Minimalism has been a hallmark of Chrome since its first beta release. Tabs are above everything, and the only row below them holds the combined search/address bar, or "Omnibar." Optionally you can display bookmark links in a row below this. And the control buttons on the top-right of the browser window have been reduced to the absolute minimum—just one. Google has removed the Page icon and placed some of its functions under the Wrench choice. Some Page options have been combined into buttons on one line in the new menu, such as Cut, Copy, and Paste. I like what Google's done with the Zoom choice on the menu, adding plus and minus buttons that save you from having to fly out another submenu.
Another theme in the Chrome interface is that everything looks like a Web page, displaying in the main browser window, rather than in separate dialog boxes. This includes the interfaces for History, Extensions, and Bookmarks. With version 10, now the Settings page gets this same treatment.

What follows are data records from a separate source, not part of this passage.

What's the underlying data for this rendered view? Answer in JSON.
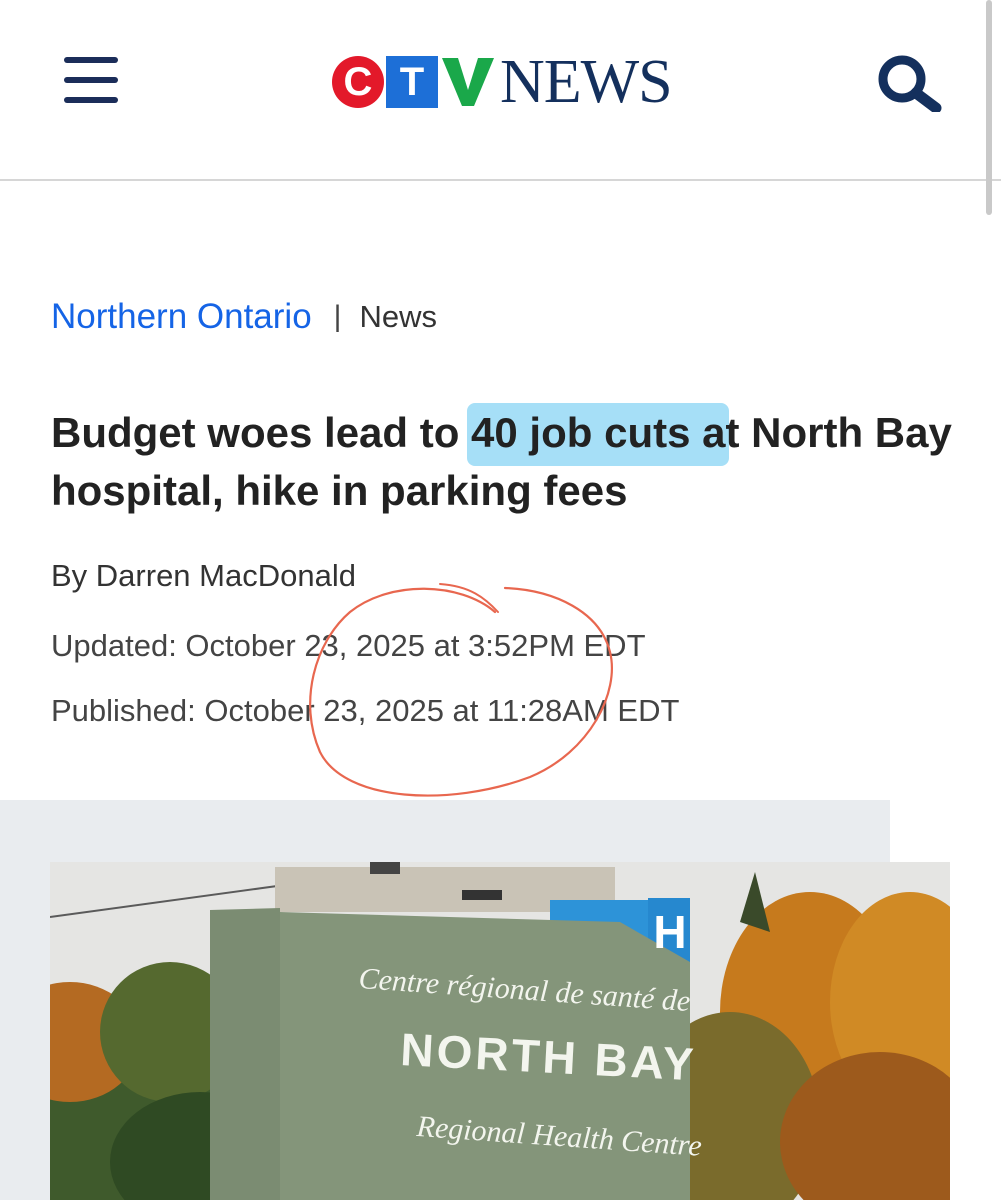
{
  "header": {
    "menu_icon": "hamburger-menu-icon",
    "logo": {
      "c": "C",
      "t": "T",
      "v": "V",
      "news": "NEWS"
    },
    "search_icon": "search-icon",
    "colors": {
      "navy": "#14305d",
      "red": "#e3192a",
      "blue": "#1d6fd7",
      "green": "#1aa84a"
    }
  },
  "article": {
    "section": "Northern Ontario",
    "separator": "|",
    "subsection": "News",
    "headline_before": "Budget woes lead to ",
    "headline_highlight": "40 job cuts a",
    "headline_after": "t North Bay hospital, hike in parking fees",
    "byline": "By Darren MacDonald",
    "updated": "Updated: October 23, 2025 at 3:52PM EDT",
    "published": "Published: October 23, 2025 at 11:28AM EDT",
    "highlight_color": "#a6dff7",
    "link_color": "#1564e6"
  },
  "photo": {
    "sign_line1": "Centre régional de santé de",
    "sign_line2": "NORTH BAY",
    "sign_line3": "Regional Health Centre",
    "hospital_letter": "H"
  }
}
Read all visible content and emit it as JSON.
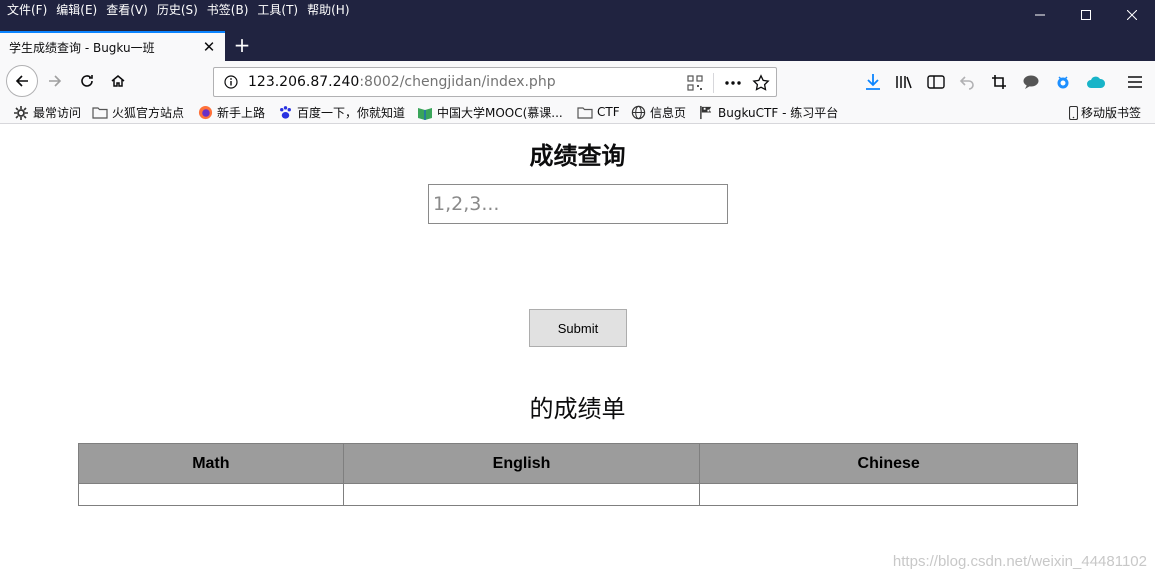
{
  "menu": [
    "文件(F)",
    "编辑(E)",
    "查看(V)",
    "历史(S)",
    "书签(B)",
    "工具(T)",
    "帮助(H)"
  ],
  "tab": {
    "title": "学生成绩查询 - Bugku一班"
  },
  "urlbar": {
    "host": "123.206.87.240",
    "rest": ":8002/chengjidan/index.php"
  },
  "bookmarks": {
    "items": [
      "最常访问",
      "火狐官方站点",
      "新手上路",
      "百度一下，你就知道",
      "中国大学MOOC(慕课...",
      "CTF",
      "信息页",
      "BugkuCTF - 练习平台"
    ],
    "mobile": "移动版书签"
  },
  "page": {
    "title": "成绩查询",
    "input_placeholder": "1,2,3...",
    "submit_label": "Submit",
    "report_title": "的成绩单",
    "table_headers": [
      "Math",
      "English",
      "Chinese"
    ]
  },
  "watermark": "https://blog.csdn.net/weixin_44481102",
  "colors": {
    "accent": "#0a84ff",
    "titlebar": "#202340",
    "table_header": "#9c9c9c"
  }
}
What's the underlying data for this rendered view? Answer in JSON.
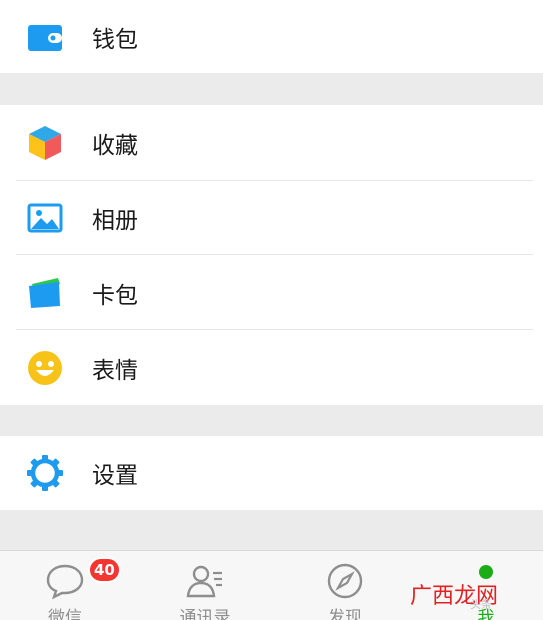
{
  "menu": {
    "wallet": {
      "label": "钱包",
      "icon": "wallet-icon"
    },
    "items": [
      {
        "label": "收藏",
        "icon": "favorites-cube-icon"
      },
      {
        "label": "相册",
        "icon": "album-image-icon"
      },
      {
        "label": "卡包",
        "icon": "card-wallet-icon"
      },
      {
        "label": "表情",
        "icon": "smiley-icon"
      }
    ],
    "settings": {
      "label": "设置",
      "icon": "gear-icon"
    }
  },
  "tabbar": {
    "tabs": [
      {
        "label": "微信",
        "icon": "chat-bubble-icon",
        "badge": "40",
        "active": false
      },
      {
        "label": "通讯录",
        "icon": "contacts-icon",
        "active": false
      },
      {
        "label": "发现",
        "icon": "compass-icon",
        "active": false
      },
      {
        "label": "我",
        "icon": "me-icon",
        "active": true
      }
    ]
  },
  "watermark": {
    "text": "广西龙网",
    "sub": "头条"
  },
  "colors": {
    "accent_green": "#1aad19",
    "badge_red": "#f43530",
    "wallet_blue": "#1d9bf0",
    "smiley_yellow": "#f7c318",
    "settings_blue": "#1d9bf0"
  }
}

This is one of the niftiest things to be added to Chrome in a while. Start typing a Web address in the Omnibar, and before you're even done, a page from your history or a search result page is displayed below in the main browser window. I just type "PC," and PCMag.com is already loaded. The idea was first implemented in Google search's Instant feature, but I think it's even more useful in the browser than in search, where I usually ignore it and finish typing my query anyway: Most sites we visit, we've visited before, so having them ready to go before you even finish typing is a big speeder-upper.
Chrome also still sports excellent tab implementation. Tabs are prominent at the top of the browser window, and you can drag them out to the desktop to create independent windows (and drag them back in later) or split them side by side à la Windows 7 Aero Snap.
Google has put considerable thought into its browser's new tab page, which shows links to your most-visited pages, Web apps, and recently closed tabs. All but the last can be expanded to large thumbnails, which you can move around and pin in place, or remove if you don't want them to appear.
In version 9 Google added the Apps section to the new tab page, showing any Web apps you've installed, along with a link to the Chrome Web Store, but as with any section of the page, you can click an X to its right to turn it off. If you've synced Chrome on different computers (see below), the Apps section with be the same on all. For more on the store, check out the Chrome App Store section of my Hands On with Chrome OS. Any apps you've added on a Chrome OS machine will also appear in the browser on any other computer you log into Chrome on, and vice versa. But you're not likely to have a Chrome OS machine at this point.